On World Mental Health Day it seems a good time to consider how the work of educational psychologists can support the mental health of children and young people in our schools. Recent media coverage has focused upon a mental health “crisis” and the lack of services to support children and young people. In response to this, the government published Transforming children and young people’s mental health provision: a green paper.

Educational psychologists are mentioned once in the green paper; however, our profession has a crucial role to play, particularly with regards to a “whole school” approach (which is only briefly referred to). The school is a unique social system, and we need to harness its power in order to provide a broad approach to promoting good mental health, rather than focusing only on treatment.

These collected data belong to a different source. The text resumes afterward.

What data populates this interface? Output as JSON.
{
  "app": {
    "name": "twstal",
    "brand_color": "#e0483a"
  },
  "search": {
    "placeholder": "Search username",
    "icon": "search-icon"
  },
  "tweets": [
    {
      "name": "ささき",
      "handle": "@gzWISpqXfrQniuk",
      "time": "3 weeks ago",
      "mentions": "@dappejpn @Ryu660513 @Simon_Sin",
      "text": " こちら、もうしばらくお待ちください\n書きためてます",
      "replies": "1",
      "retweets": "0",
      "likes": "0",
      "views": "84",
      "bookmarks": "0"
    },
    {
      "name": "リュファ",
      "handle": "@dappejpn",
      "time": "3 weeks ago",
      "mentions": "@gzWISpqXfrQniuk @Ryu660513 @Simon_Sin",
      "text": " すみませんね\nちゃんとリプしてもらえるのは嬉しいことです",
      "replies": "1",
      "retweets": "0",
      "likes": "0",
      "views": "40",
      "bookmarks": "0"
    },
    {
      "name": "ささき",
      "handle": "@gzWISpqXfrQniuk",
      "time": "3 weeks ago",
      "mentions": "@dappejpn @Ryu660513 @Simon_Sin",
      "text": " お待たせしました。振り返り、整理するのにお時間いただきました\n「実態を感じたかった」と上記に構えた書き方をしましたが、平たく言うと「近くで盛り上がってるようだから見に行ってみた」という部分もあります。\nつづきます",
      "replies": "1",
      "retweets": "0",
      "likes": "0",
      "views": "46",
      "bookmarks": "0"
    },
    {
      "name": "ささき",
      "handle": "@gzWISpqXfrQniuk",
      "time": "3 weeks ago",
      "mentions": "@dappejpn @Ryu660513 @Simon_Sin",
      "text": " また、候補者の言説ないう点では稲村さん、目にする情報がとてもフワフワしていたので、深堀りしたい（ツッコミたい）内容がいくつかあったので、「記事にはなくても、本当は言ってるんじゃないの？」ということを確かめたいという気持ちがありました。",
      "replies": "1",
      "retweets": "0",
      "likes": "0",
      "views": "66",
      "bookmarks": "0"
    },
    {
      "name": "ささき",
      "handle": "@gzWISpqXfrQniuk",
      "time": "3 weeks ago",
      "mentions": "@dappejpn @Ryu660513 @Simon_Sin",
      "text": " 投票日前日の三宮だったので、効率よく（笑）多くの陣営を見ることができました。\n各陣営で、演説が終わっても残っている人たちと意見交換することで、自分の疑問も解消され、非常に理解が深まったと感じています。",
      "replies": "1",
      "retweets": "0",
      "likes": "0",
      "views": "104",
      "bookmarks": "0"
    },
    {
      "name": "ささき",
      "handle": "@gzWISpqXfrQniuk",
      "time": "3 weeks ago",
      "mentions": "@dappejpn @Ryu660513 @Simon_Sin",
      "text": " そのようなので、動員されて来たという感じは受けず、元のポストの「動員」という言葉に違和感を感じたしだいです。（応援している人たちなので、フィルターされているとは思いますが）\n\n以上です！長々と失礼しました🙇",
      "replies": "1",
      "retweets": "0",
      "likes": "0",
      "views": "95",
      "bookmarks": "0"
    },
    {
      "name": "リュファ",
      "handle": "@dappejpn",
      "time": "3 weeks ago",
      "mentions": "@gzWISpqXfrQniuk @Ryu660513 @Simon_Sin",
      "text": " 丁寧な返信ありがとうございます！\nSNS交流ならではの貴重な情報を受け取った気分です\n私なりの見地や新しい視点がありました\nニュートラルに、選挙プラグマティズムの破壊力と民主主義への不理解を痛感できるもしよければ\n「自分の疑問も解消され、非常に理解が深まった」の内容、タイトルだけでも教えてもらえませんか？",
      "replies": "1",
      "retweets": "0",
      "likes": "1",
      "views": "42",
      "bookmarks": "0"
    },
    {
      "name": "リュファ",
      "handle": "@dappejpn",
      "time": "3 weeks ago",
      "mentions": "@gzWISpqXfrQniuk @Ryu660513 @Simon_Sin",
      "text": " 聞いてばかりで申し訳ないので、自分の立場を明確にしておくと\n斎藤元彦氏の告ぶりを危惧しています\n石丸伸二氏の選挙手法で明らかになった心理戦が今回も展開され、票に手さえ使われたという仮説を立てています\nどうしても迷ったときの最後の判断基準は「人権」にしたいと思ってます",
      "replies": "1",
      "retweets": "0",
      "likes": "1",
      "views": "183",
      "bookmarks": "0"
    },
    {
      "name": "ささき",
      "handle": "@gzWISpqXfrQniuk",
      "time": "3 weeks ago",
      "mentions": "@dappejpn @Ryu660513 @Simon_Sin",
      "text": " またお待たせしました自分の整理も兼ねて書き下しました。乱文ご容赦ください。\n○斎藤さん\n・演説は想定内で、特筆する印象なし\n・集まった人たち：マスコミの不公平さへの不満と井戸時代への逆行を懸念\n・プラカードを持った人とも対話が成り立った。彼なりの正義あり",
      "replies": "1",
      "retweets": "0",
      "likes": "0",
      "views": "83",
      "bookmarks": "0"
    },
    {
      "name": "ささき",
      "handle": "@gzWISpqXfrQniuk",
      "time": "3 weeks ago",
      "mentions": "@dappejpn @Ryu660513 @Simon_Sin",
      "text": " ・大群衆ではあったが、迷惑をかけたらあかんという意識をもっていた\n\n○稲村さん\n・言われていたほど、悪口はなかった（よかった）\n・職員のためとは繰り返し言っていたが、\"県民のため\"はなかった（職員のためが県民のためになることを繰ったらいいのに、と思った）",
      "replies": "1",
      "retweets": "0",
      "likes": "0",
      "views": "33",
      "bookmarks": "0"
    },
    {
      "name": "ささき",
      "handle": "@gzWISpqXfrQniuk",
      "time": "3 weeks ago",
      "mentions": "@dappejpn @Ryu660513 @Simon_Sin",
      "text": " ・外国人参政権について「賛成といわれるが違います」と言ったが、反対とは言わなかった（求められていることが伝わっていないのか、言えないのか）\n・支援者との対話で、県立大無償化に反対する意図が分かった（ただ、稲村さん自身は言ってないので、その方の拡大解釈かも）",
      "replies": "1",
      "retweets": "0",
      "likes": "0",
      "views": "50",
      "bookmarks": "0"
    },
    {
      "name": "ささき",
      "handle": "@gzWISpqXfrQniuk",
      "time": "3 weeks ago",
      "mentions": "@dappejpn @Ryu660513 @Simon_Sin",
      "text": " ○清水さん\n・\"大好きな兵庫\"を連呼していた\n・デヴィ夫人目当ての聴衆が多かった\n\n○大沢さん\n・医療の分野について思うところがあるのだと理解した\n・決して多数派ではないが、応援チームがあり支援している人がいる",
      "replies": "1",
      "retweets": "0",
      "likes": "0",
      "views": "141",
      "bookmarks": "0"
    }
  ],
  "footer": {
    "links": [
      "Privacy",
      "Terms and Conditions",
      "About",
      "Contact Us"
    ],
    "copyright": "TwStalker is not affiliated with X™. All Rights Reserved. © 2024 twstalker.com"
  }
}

The need to situate mental health promotion and early intervention approaches within education and community settings was highlighted recently in the University of Birmingham Mental Health Policy Commission’s “Building a resilient generation” report. Here it was proposed that, while interventions for existing problems are important, equal weight must be placed on creating a supportive environment where children and young people can flourish. Among their proposals, they suggest implementing whole-school approaches such as universal social and emotional learning programs, anti-bullying initiatives, and reducing the impact of Adverse Childhood Experiences (ACEs).

So where might educational psychologists fit in? We are a profession in an ideal position to be leading the implementation of such work, thus supporting schools to become universally empathic, attuned environments for all. Our understanding of child development, mental health and the school context means that we should be the ‘go-to’ profession. Either our statutory role should be extended beyond assessments for EHC plans, or schools should receive greater funding to buy-in our services for such work.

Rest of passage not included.